Das FG wies die Klage ab. Die Revision zum BFH wurde zur Fortbildung des Rechts zugelassen.

Die Gründe:

Das Finanzamt hat zu Recht das Vorliegen einer freigebigen Zuwendung an den Kläger bejaht. Nach § 7 Abs. 1 Nr. 1 ErbStG gilt als Schenkung unter Lebenden jede freigebige Zuwendung, soweit der Bedachte durch sie auf Kosten des Zuwendenden bereichert ist. Hier liegt eine unentgeltliche Zuwendung an den Kläger von seinem Vater vor. Entgegen der Auffassung des Klägers liegt kein Erwerb des Klägers gem. § 3 Abs. 1 Nr. 1 ErbStG von Todes wegen von seiner Großmutter, der Erblasserin, vor.

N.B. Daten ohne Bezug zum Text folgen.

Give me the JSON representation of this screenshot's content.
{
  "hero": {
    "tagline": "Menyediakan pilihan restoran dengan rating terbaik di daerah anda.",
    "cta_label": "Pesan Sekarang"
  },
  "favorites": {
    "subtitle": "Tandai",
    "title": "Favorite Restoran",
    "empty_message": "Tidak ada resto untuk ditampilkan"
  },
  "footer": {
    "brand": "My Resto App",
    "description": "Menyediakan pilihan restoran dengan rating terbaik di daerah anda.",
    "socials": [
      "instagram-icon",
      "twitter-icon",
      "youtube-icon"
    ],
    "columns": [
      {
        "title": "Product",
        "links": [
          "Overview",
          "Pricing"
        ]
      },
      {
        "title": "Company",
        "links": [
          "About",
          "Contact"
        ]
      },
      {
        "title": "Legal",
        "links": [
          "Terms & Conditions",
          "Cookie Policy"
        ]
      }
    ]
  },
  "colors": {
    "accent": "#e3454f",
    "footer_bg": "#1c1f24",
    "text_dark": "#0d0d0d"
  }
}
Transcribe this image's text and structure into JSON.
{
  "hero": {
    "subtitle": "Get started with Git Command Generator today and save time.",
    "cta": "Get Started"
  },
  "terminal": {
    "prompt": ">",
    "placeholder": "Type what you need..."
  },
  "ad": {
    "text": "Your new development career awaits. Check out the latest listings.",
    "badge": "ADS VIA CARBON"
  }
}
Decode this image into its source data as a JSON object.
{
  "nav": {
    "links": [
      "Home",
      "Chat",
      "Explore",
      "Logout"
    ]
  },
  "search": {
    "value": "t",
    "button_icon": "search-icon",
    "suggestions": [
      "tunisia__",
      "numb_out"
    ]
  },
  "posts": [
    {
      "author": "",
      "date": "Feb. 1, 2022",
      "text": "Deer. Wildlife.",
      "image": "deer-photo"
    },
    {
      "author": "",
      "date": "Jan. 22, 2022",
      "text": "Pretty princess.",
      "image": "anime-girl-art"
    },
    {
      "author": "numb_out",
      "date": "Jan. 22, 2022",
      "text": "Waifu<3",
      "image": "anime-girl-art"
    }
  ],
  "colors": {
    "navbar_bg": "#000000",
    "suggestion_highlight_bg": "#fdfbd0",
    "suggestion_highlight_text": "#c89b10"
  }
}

Die nach britischem Recht auf den Todestag der Erblasserin zurück zu beziehende "Deed of Variation" ist nach deutschem Recht nicht zulässig. Die in der Deed of Variation enthaltene Regelung ist ein ähnliches Rechtsinstitut wie die Abtretung. Nach § 2033 Abs. 1 S. 1 BGB kann jeder Miterbe über seinen Anteil an dem Nachlass verfügen, nicht aber über seinen Anteil an den einzelnen Nachlassgegenständen (§ 2033 Abs. 2 BGB). Die Abtretung erfolgt wie die Regelung in der Deed of Variation durch Vertrag. Durch die Abtretung kann auch über einen Teil der Erbschaft verfügt werden. Der Erbteil kann durch Abtretung einer bestimmten Person zugewandt werden. Da die Deed of Variation mit der Abtretung vergleichbar ist, liegen zwei getrennt zu behandelnde Erwerbe vor, zum einen der Erwerb von Todes wegen (Erblasserin an Erben, d.h. Vater des Klägers) und die freigebige Zuwendung an den Kläger von dem Zuwendendem, seinem Vater.

Entgegen der Auffassung des Klägers ist die Deed of Variation nicht wie eine nach deutschem Recht zulässige Ausschlagung gegen Abfindung zu qualifzieren, weil sich eine Ausschlagung nur auf die gesamte Erbschaft, nicht aber auf einen Teil davon beziehen kann. Darüber hinaus kann der Ausschlagende nicht bestimmen, dass ein anderer die Erbschaft erhalten soll. Schließlich entspricht die "Deed of Variation" auch nicht einem Erbvertrag oder einem Erbvergleich, weil hierin Regelungen zwischen den Erben getroffen werden. Dritte werden danach nicht zu Erben. Da der Kläger nach deutschem Steuerrecht nicht als Erbe, sondern als Beschenkter anzusehen ist, kommt eine Anrechnung der britischen Erbschaftsteuer nach § 21 ErbStG nicht in Betracht.